Let’s start in Virginia, at Old Point Comfort in 1619. That was 12 years after the English established a settlement at Jamestown, further up the James River. The English sought gold in 1607; they found Native Americans and no precious metals. The settlement went through famine, poor relations with the Natives, and turned to growing tobacco as a money crop (the history of addictive drugs is indeed long in America). In August 1619, 20 enslaved Africans were sold to the colonists. While the status of the Blacks is debated, laws in Virginia ensured they were slaves by the 1660s. As American history unspooled over the next 3 centuries, it became clear that whites regarded themselves as superior to people of color. Barriers to advancement for Blacks and Native Americans are legion and are engraved in the U.S. Constitution as well as state constitutions and all manner of laws. Blacks built the White House and the U.S. Capitol. Plantation slavery helped build modern capitalism and made the antebellum South rich. Despite emancipation and amendments to the Constitution making Blacks citizens, the advent of Jim Crow laws after Reconstruction continued to oppress Blacks in the South and elsewhere. Even after the civil rights movement after World War II, starting with integration of the military by President Harry Truman and going through the 1960s, Blacks and other people of color still found themselves at the bottom of society in America.
The history we have been taught in public schools, though, often elides the problems of race and what it means. Race has been embedded in the legal, economic, social, political, and educational life of Americans, with the premise that what is good in America is all white. That is simply another manifestation of white supremacy -- that white people are better, smarter, abler than people with black or brown skin as a consequence of the melanin content of their skin. It is not only schools, however. Children pick up quickly from parents, siblings, other family, and friends verbal and nonverbal messages that something about those with darker skin makes them dangerous and inferior. Education always begins at home.

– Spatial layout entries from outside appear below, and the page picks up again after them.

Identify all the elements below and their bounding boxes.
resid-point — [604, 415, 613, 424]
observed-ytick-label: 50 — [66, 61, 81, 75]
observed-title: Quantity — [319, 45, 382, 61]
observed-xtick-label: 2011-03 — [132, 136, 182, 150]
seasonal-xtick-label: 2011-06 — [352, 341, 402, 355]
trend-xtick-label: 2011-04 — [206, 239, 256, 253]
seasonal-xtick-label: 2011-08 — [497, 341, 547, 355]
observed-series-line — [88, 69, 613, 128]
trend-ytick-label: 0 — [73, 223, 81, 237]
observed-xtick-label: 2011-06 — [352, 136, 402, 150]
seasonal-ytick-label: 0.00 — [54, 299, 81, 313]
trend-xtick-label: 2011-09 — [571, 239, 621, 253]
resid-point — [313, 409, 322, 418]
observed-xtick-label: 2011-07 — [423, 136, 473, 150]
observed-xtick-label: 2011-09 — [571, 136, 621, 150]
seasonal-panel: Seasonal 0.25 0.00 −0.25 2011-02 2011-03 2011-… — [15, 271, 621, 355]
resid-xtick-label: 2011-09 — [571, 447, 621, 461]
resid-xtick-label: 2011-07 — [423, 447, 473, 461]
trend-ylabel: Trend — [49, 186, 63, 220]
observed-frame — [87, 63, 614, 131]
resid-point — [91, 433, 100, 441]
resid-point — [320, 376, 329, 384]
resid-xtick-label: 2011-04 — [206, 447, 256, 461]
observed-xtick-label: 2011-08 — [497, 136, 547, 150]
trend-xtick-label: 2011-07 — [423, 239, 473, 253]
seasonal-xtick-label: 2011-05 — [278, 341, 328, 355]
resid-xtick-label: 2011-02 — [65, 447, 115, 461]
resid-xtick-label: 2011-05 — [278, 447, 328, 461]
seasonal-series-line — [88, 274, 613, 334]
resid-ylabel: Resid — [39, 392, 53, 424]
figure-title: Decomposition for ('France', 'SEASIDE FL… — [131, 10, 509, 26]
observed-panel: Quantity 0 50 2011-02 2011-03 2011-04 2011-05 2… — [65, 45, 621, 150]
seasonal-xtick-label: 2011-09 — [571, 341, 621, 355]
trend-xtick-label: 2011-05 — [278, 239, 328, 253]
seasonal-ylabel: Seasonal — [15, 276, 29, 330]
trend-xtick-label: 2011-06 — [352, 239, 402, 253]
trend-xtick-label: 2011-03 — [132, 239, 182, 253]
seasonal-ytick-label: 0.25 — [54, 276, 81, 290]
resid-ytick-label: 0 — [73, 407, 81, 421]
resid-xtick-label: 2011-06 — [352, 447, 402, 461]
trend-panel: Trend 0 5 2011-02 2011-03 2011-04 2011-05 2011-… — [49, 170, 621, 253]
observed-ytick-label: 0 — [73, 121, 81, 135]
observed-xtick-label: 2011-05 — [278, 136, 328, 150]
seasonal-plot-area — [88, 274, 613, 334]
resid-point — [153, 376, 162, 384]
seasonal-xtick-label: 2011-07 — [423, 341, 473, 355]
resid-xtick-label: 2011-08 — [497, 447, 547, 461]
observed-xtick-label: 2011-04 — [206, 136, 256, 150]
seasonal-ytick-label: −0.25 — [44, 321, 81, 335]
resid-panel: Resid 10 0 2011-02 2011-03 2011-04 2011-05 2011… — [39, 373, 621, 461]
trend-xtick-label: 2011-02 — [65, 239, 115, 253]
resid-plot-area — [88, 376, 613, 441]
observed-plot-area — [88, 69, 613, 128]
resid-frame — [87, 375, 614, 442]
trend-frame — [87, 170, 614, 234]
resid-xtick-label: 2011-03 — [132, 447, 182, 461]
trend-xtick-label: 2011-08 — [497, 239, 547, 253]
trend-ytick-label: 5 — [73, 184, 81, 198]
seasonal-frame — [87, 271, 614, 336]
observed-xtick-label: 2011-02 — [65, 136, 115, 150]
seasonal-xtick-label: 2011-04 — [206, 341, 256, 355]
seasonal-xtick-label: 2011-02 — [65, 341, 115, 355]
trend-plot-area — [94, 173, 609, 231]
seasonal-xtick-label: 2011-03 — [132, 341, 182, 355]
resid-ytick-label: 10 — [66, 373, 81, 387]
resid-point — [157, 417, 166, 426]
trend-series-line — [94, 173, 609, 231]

This does not mean the overt racism we have seen over the last decade. Watch a video of a Trump rally if you want to see overt racism. The problem in my mind is the silent, embedded racism that does not need to be spoken or to wear white KKK garb or to be demonstrated by violence. It is the silent variety that is pervasive and denied and influences attitudes in a subconscious fashion that I am talking about. Children become adults and enter the workforce. They become builders and mechanics and teachers and doctors and salespeople. They will carry the silent virus of racism within which can bleed into their societal interactions without them even being aware. That is what CRT, in my opinion, should examine and explain and correct.
How to correct this? I am uncertain but it seems clear that an understanding of all of the facts about how our nation evolved is critical to move in the direction of correction. That requires education that presents those facts as part of the entire story of America. Schools need to teach the truth and not a sanitized mythology of how wonderful our predecessors were. Children need honest answers when they pose questions of their primary teachers, parents. Adults need continuing education in civics and history. We all need to think critically and talk and debate. It is far too easy today to slip into the comfort zone of ideology. For those on the left, not everything about whites in America’s past is bad. Thomas Jefferson was a slave owner and fathered children by Sally Hemings; he also wrote magnificently and, if his words were meant for white men of wealth in the 18th century, our battle continues to be applying them to all women and men. For all people. For those on the right, understanding the facts of history is not an indoctrination into socialism or communism. America will never again be the America of the past. Knowing the facts does not mean hate for this country. It means an acknowledgement that, like everything in life, America is not perfect. We will never make it perfect because what is important is the journey towards perfection. That journey in the complicated world of the 21st century requires every American be allowed to participate.
CRT reminds me today of the six blind men examining an elephant. It means something different to each of them. To me it is much simpler. Know the facts of American history, good and bad. Acknowledge that you personally were not there committing the bad stuff. Endeavor to understand each other not from a standpoint of supremacy but from a standpoint of equality and equity. And always remember the buried, embedded virus of racism. That virus is real and a danger to all of us.